Derek J Rutherford1,2* and Cheryl Hubley-Kozey1,2
1School of Physiotherapy, Dalhousie University, Halifax, Nova Scotia, Canada
2School of Biomedical Engineering, Dalhousie University, Halifax, Nova Scotia, Canada
Corresponding Author : Derek J Rutherford
School of Physiotherapy, Dalhousie University
5869 University Avenue, Halifax, Nova Scotia, B3H 3J5, Canada
Tel: 1 (902) 494 4248
Fax: 1 (902) 494 1941
E-mail: [email protected]
Received February 24, 2014; Accepted May 23, 2014; Published May 25, 2014
Citation: Rutherford DJ, Kozey CH (2014) Three-Dimensional Motion Analysis: Relevant Concepts in Physiotherapy Movement Dysfunction Management. J Nov Physiother 4:214. doi: 10.4172/2165-7025.1000214
Copyright: © 2014 Rutherford JD, et al. This is an open-access article distributed under the terms of the Creative Commons Attribution License, which permits unrestricted use, distribution, and reproduction in any medium, provided the original author and source are credited.

Abstract

The explorations of typical and dysfunctional movements are recognized physiotherapy assessment and management strategies. With the development of state-of-the-art three-dimensional (3-D) motion capture systems, traditional two-dimensional and observational movement quantification are being used less frequently in research initiatives. This technology is slowly infiltrating physiotherapy practice as systems become more accessible. Knowledge of 3-D acquisition methodology will provide insight into advancing movement dysfunction theories in physiotherapy.
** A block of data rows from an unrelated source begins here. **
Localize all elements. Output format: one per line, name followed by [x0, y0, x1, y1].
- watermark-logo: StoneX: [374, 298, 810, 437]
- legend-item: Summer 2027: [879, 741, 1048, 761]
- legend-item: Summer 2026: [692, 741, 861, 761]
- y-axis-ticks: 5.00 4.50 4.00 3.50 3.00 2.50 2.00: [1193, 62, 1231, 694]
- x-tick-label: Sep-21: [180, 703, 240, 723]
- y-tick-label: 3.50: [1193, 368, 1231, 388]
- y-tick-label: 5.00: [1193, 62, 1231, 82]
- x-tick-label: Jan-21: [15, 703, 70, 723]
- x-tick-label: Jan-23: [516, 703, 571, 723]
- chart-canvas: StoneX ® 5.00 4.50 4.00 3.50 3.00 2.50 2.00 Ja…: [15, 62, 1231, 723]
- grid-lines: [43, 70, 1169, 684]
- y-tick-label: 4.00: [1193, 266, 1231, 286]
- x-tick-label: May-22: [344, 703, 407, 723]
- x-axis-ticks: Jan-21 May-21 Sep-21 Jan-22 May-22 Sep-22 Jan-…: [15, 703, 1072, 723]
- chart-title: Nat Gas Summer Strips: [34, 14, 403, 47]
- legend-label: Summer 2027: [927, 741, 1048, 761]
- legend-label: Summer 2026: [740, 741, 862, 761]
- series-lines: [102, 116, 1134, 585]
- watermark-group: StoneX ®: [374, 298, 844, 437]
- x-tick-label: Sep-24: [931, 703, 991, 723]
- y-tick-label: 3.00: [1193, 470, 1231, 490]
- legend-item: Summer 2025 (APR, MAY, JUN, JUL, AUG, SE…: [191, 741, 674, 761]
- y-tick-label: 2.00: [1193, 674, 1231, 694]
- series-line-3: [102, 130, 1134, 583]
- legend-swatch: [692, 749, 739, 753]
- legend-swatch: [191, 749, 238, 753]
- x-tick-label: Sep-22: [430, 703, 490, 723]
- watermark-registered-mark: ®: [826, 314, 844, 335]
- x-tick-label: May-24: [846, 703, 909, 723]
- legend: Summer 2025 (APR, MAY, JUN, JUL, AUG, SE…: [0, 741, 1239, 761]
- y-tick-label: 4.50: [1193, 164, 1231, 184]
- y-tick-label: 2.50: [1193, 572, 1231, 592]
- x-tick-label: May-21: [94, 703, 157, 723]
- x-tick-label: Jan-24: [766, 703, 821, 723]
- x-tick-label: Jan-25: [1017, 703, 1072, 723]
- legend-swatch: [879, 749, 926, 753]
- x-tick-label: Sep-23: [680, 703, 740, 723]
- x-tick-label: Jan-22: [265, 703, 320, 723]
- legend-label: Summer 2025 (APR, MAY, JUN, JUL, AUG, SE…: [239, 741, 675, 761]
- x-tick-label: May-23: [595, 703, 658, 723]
The objective of this commentary is to introduce the clinician to 3-D motion capture while providing a basic theoretical framework for understanding this methodology. The current use of 3-D systems and the limitations of this study methodology are reviewed. Familiarization with the use of this technology and understanding the methods in capturing 3-D motion will provide the physiotherapist with the latest knowledge in movement dysfunction. These concepts are an exceptional addition to the clinical reasoning strategies currently employed in the profession of physiotherapy.